Virgin hair needs a more alkaline colour to be able to accept colour. Aged hair (lengths and ends) are usually more sesetised and accept colour differently than virgrin hair.
The main difference between permanent and semi-permanent or tone on tone hair dye, is the size and behaviour of the colour molecules.
Permanent hair dye-contains large and small colour molecules. The large mollecule will stain the hair cuticles and do not enter the cortex.
The smaller mollecules however do enter the cortex.
The higher volume of peroxide and the presence of ammonia forces the hair cuticle open to allow the colour molecule to penetrate the hair where upon entering the cortex, the mollecule then oxidises and enlargens so that it becomes too big to slip back out. -Thus making the dye more permanent.
This information explains why we can use shampoo like Vosene to help strip some dye from hair but it never washes all of the dye out-Shampoo like Vosene will only remove the dye that is sat on the cuticles-not the dye in the cortex.

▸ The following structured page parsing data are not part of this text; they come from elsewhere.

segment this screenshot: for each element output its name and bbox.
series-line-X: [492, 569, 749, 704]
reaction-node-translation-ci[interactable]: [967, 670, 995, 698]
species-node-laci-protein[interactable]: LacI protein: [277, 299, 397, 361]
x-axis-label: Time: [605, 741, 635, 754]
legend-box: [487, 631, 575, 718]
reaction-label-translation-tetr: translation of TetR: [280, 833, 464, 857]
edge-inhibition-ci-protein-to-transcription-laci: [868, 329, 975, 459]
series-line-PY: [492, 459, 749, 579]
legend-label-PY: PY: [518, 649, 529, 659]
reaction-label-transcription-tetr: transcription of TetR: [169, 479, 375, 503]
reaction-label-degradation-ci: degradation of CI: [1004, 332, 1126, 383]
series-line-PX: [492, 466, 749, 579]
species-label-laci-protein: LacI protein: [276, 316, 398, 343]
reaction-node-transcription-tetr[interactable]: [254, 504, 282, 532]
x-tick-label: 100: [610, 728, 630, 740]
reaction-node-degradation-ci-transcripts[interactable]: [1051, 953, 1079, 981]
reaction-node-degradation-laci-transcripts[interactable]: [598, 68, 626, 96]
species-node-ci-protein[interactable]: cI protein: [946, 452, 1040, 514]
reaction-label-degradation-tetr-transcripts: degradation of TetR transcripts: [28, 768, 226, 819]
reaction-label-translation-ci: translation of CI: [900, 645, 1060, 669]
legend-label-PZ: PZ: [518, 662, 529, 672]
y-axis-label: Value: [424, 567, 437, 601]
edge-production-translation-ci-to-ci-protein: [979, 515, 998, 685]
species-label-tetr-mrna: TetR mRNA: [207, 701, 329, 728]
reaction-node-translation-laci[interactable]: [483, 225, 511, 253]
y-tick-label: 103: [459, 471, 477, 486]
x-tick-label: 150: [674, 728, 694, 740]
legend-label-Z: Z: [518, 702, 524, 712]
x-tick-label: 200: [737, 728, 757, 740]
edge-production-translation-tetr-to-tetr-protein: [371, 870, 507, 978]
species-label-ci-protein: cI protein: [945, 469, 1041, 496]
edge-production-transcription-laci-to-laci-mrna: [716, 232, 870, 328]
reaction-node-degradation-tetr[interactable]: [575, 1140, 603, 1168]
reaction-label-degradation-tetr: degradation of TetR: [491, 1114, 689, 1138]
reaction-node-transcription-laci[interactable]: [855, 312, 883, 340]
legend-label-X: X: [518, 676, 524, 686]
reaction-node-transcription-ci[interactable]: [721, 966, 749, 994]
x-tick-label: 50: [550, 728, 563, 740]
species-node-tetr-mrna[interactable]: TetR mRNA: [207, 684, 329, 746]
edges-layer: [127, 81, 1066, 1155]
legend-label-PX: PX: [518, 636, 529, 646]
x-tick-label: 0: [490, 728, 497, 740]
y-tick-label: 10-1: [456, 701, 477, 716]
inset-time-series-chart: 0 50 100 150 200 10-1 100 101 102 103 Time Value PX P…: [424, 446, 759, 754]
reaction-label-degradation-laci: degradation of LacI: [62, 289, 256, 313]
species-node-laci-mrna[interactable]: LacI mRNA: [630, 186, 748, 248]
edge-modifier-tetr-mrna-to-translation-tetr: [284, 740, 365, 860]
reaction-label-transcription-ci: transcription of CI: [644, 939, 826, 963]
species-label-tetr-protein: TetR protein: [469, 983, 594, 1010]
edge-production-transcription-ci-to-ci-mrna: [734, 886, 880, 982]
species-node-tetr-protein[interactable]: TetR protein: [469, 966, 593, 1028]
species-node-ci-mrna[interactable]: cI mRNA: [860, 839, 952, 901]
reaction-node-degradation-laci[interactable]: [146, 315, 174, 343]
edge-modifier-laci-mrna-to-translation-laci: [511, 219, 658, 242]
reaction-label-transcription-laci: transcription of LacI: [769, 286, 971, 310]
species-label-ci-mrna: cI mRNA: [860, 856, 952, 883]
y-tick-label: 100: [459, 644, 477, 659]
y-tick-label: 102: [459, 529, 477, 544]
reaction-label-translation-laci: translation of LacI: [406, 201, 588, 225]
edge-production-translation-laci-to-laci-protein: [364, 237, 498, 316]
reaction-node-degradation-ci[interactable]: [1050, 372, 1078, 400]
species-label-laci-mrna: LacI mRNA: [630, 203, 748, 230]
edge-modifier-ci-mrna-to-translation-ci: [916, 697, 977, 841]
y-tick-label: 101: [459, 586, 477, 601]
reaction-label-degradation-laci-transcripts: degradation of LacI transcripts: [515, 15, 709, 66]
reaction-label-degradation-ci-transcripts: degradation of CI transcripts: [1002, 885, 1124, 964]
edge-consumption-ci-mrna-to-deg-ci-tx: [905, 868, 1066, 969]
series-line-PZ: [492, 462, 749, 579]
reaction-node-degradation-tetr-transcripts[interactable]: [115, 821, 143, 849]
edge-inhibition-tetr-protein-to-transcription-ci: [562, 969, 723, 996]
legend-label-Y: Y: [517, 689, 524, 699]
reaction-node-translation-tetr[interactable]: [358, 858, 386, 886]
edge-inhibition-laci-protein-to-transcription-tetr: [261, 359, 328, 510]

To remove dye from the cortex it must either be lifted out or the oxidisation process must be reversed to allow the molecules to then be rinsed out.
Permanent hair colour taken through the mid lengths and ends of hair will eventually lead to colour build up and damage.
The lengths and ends of hair is always more porous than the roots. Porous hair takes colour differently than virgin hair (root area).
One colour will not do all!
Semi-permanent or tone on tone-Contains only large colour mollecules. These sit on the outer layer of the hair (the cuticle) and do not oxidise inside the cortex. As this type of colour only sits on the outside, it gradually fades out.
Many tone on tone colours are low ammonia and use a very mild peroxide (1.6% or 10vol) as appose to a permanent colour (6% to 12% or 20vol to 40 vol) with some now also being completely ammonia free.
Many TOT colours also contain conditioning properties too. This helps to restore condition and shine to the hair when used.
The low peroxide used means that there is less risk of damage or colour build up.
So, why do we not use permanent colour on zones 2 & 3 of your hair?
We use semi-permamenet gloss because it is more conditioning to aged hair.
Aged hair absorbs colour differently to virgin hair.
It provides a high shine finish.
It gradually fades so you will not get colour build up
It is easier to remove or lift out should you fancy a colour change
Easy to change your tones with the seasons
Gloss or tone on tone will not damage your hair at all.